Caution: this step is only for those individuals who are strong enough to lead. Recently, a fellow teacher lost his patience while helping a student during a class assignment. The teacher was annoyed that Billy "should have already known" the basic math principle. Instead of explaining the concept to Billy, the teacher said, "You should know how to do this already." The teacher left and went to other students asking for help. The next day, Billy demonstrated a negative learning attitude towards the teacher. Needing empowerment, the teacher sought my advice.

I told the teacher to apologize to the student. Shocked, the teacher questioned me. However, he took my recommendation and returned to the student saying, "The other day, I was short within helping you, and I apologize. Please allow me to answer your questions now."

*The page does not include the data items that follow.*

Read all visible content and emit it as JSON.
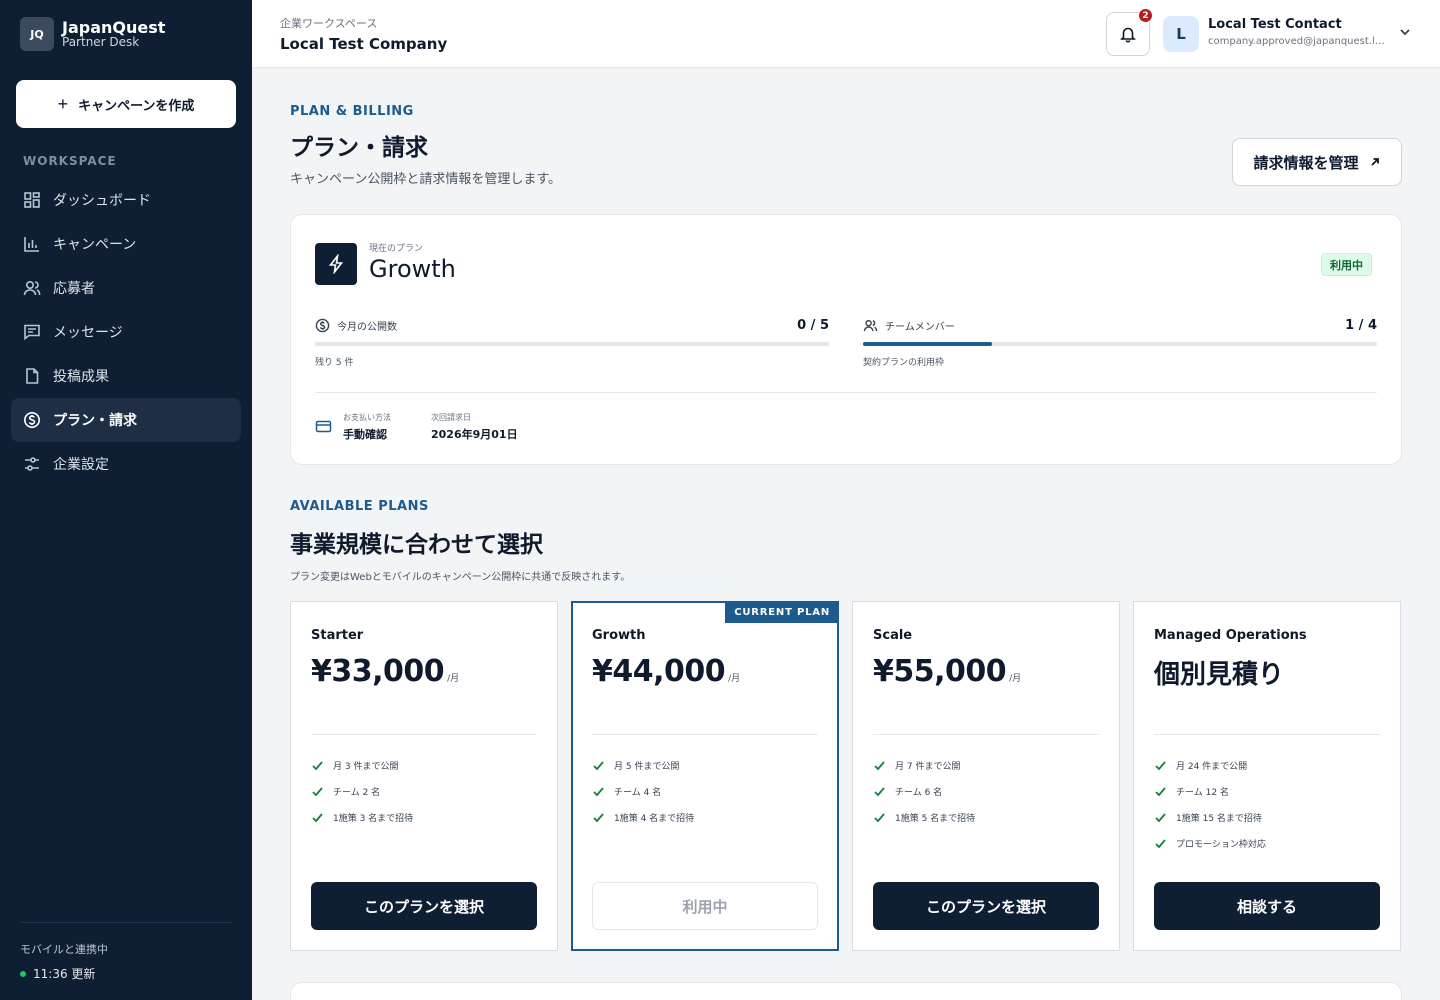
{
  "brand": {
    "logo": "JQ",
    "name": "JapanQuest",
    "sub": "Partner Desk"
  },
  "sidebar": {
    "create_label": "キャンペーンを作成",
    "section_label": "WORKSPACE",
    "items": [
      {
        "label": "ダッシュボード",
        "icon": "grid-icon"
      },
      {
        "label": "キャンペーン",
        "icon": "bar-chart-icon"
      },
      {
        "label": "応募者",
        "icon": "users-icon"
      },
      {
        "label": "メッセージ",
        "icon": "message-icon"
      },
      {
        "label": "投稿成果",
        "icon": "file-icon"
      },
      {
        "label": "プラン・請求",
        "icon": "dollar-icon",
        "active": true
      },
      {
        "label": "企業設定",
        "icon": "sliders-icon"
      }
    ],
    "sync_title": "モバイルと連携中",
    "sync_time": "11:36 更新",
    "sync_color": "#22c55e"
  },
  "header": {
    "workspace_label": "企業ワークスペース",
    "company": "Local Test Company",
    "notification_count": "2",
    "avatar_initial": "L",
    "user_name": "Local Test Contact",
    "user_email": "company.approved@japanquest.local"
  },
  "billing": {
    "eyebrow": "PLAN & BILLING",
    "title": "プラン・請求",
    "description": "キャンペーン公開枠と請求情報を管理します。",
    "manage_label": "請求情報を管理"
  },
  "current_plan": {
    "label": "現在のプラン",
    "name": "Growth",
    "status": "利用中",
    "publish": {
      "label": "今月の公開数",
      "value": "0 / 5",
      "note": "残り 5 件",
      "fraction": 0.0
    },
    "members": {
      "label": "チームメンバー",
      "value": "1 / 4",
      "note": "契約プランの利用枠",
      "fraction": 0.25
    },
    "payment": {
      "label": "お支払い方法",
      "value": "手動確認"
    },
    "next_billing": {
      "label": "次回請求日",
      "value": "2026年9月01日"
    }
  },
  "available": {
    "eyebrow": "AVAILABLE PLANS",
    "title": "事業規模に合わせて選択",
    "description": "プラン変更はWebとモバイルのキャンペーン公開枠に共通で反映されます。",
    "current_badge": "CURRENT PLAN",
    "plans": [
      {
        "name": "Starter",
        "price": "¥33,000",
        "unit": "/月",
        "features": [
          "月 3 件まで公開",
          "チーム 2 名",
          "1施策 3 名まで招待"
        ],
        "button": "このプランを選択"
      },
      {
        "name": "Growth",
        "price": "¥44,000",
        "unit": "/月",
        "features": [
          "月 5 件まで公開",
          "チーム 4 名",
          "1施策 4 名まで招待"
        ],
        "button": "利用中",
        "current": true
      },
      {
        "name": "Scale",
        "price": "¥55,000",
        "unit": "/月",
        "features": [
          "月 7 件まで公開",
          "チーム 6 名",
          "1施策 5 名まで招待"
        ],
        "button": "このプランを選択"
      },
      {
        "name": "Managed Operations",
        "price": "個別見積り",
        "unit": "",
        "features": [
          "月 24 件まで公開",
          "チーム 12 名",
          "1施策 15 名まで招待",
          "プロモーション枠対応"
        ],
        "button": "相談する"
      }
    ]
  },
  "colors": {
    "accent": "#1d5a8e",
    "sidebar": "#0f1f33",
    "success": "#166534",
    "danger": "#b91c1c"
  }
}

Billy looked surprised, and he accepted the teacher's apology. In the following weeks, Billy worked more diligently and asked more questions, becoming more eager than before. Billy earned an A in the class. The teacher was happy. The student was happy. From my teaching experience, students have vulnerability issues in addition to their fear. If a teacher is willing to admit imperfection, the teacher becomes admired as a leader. Respect is granted. By stating corrective measures and adhering to them, a teacher leads in regenerating respect from everyone.

In my life, it took time to reprogram my brain for success. I, Olympia LePoint, devised strategies like these to become the mathaphobia® problem-solver I call "Sarah the Strategist." Take this information and create new ways for educational success.